Dexia heeft onweersproken gesteld dat er ten aanzien van de overeenkomsten geen A-codering (meer) bestaat. Dat betekent dat de voorwaarde waaronder [eiseres] deze vordering heeft ingesteld niet is ingetreden, zodat de vordering met betrekking tot de BKR-registratie zal worden afgewezen.
buitengerechtelijke incassokosten
4.16.
[eiseres] heeft voldoende aangetoond dat haar gemachtigde activiteiten heeft verricht teneinde voldoening buiten rechte te verkrijgen, zodat voldoende aannemelijk is gemaakt dat er buitengerechtelijke kosten zijn gemaakt, welke een vergoeding rechtvaardigen.

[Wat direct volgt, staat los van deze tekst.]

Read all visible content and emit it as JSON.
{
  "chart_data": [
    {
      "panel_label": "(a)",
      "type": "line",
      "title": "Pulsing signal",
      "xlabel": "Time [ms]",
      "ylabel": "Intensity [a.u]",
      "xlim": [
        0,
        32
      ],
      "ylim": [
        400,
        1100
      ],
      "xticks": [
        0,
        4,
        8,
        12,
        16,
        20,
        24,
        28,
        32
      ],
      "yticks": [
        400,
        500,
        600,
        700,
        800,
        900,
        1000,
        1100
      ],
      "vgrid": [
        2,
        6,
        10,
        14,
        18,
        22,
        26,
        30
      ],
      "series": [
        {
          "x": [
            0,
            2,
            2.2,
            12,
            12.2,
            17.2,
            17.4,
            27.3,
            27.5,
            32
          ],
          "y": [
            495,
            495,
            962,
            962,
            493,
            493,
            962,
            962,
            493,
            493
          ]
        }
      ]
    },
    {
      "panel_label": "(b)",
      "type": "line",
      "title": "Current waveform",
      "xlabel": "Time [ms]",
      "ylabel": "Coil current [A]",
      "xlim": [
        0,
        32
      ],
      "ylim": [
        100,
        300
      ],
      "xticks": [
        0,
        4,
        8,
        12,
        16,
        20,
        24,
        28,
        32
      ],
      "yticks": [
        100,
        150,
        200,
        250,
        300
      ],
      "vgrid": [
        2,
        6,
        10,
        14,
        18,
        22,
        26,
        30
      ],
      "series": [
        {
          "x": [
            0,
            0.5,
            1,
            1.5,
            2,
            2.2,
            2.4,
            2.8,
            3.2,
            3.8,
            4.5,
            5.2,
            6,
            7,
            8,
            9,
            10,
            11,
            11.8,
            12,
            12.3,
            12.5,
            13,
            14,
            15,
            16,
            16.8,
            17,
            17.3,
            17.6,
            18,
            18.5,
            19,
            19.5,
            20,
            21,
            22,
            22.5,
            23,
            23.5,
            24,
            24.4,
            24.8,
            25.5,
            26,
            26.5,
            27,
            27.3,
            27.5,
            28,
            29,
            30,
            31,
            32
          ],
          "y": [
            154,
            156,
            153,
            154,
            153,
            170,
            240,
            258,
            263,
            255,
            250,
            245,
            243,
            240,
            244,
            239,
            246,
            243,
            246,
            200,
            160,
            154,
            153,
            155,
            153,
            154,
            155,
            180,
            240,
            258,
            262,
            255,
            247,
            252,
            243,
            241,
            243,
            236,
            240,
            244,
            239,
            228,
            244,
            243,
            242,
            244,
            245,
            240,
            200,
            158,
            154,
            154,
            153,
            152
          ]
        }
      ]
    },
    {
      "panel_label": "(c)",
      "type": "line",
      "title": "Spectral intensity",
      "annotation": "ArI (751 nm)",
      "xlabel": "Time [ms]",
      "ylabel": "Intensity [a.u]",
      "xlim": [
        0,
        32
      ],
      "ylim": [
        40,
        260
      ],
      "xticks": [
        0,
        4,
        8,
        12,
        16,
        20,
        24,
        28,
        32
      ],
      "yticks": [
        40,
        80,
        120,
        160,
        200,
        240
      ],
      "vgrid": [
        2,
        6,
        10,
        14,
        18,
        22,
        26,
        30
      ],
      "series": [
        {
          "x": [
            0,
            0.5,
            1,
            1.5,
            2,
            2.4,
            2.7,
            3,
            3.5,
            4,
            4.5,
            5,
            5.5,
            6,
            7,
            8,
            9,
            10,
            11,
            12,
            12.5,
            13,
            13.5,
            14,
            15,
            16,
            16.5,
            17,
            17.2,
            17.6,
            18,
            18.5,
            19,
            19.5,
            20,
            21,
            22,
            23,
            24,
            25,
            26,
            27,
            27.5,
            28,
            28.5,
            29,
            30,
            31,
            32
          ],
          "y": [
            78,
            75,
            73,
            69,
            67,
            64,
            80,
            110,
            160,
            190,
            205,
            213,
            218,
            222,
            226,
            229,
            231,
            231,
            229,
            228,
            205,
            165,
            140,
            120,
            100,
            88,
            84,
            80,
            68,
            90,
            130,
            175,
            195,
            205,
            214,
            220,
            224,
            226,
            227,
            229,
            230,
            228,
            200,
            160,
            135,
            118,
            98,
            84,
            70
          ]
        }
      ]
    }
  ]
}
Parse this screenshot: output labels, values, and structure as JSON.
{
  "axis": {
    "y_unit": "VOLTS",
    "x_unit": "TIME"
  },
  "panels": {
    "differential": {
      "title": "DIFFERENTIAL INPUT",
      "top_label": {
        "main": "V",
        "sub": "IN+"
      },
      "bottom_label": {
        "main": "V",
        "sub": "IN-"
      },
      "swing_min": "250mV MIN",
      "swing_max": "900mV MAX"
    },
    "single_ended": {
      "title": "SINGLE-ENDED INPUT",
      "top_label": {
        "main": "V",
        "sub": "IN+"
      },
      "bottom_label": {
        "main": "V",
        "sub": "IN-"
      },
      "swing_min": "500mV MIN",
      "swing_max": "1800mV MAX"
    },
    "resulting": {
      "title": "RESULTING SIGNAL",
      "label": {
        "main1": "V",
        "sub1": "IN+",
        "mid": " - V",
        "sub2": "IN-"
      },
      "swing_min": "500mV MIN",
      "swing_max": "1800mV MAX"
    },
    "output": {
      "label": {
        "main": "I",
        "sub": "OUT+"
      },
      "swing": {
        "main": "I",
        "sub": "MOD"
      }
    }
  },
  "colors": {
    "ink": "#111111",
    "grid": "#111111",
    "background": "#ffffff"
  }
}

Bij de berekening van die vergoeding zal, nu het verzuim is ingetreden vóór 1 juli 2012, worden uitgegaan van het rapport Voorwerk II. Deze vergoeding, welke uitgaande van de door [eiseres] gedane betalingen minus de ontvangen dividenden wordt vastgesteld op € 968,00, wordt redelijk geacht; er wordt geen aanleiding gezien om [eiseres] nog in de gelegenheid te stellen een berekening van de aan Leaseproces verschuldigde kosten in het geding te brengen, zoals [eiseres] heeft verzocht.
4.17.
Dexia wordt als de in het ongelijk gestelde partij veroordeeld in de proceskosten.
De beslissing
De kantonrechter:
verklaart voor recht dat de onderhavige overeenkomsten rechtsgeldig zijn vernietigd;
veroordeelt Dexia om aan [eiseres] te betalen al hetgeen door [eiseres] krachtens die overeenkomsten aan Dexia is betaald, onder aftrek van hetgeen Dexia aan [eiseres] heeft voldaan aan dividend, vermeerderd met de wettelijke rente over de vóór 12 juli 2005 gedane betalingen vanaf 12 juli 2005 en over de na 12 juli 2005 gedane betalingen telkens vanaf de datum van de afboeking daarvan tot aan die der voldoening;
veroordeelt Dexia tot betaling aan [eiseres] van een bedrag van € 968,00 ter zake van buitengerechtelijke kosten;
veroordeelt Dexia in de proceskosten, aan de zijde van [eiseres] tot op heden begroot op € 773,07, waaronder een bedrag van € 600,00 aan salaris gemachtigde;
verklaart dit vonnis -behoudens de verklaring voor recht- uitvoerbaar bij voorraad;
wijst af het meer of anders gevorderde.
Dit vonnis is gewezen door mr. A.J. Japenga, kantonrechter, en uitgesproken ter openbare terechtzitting van 20 juli 2016.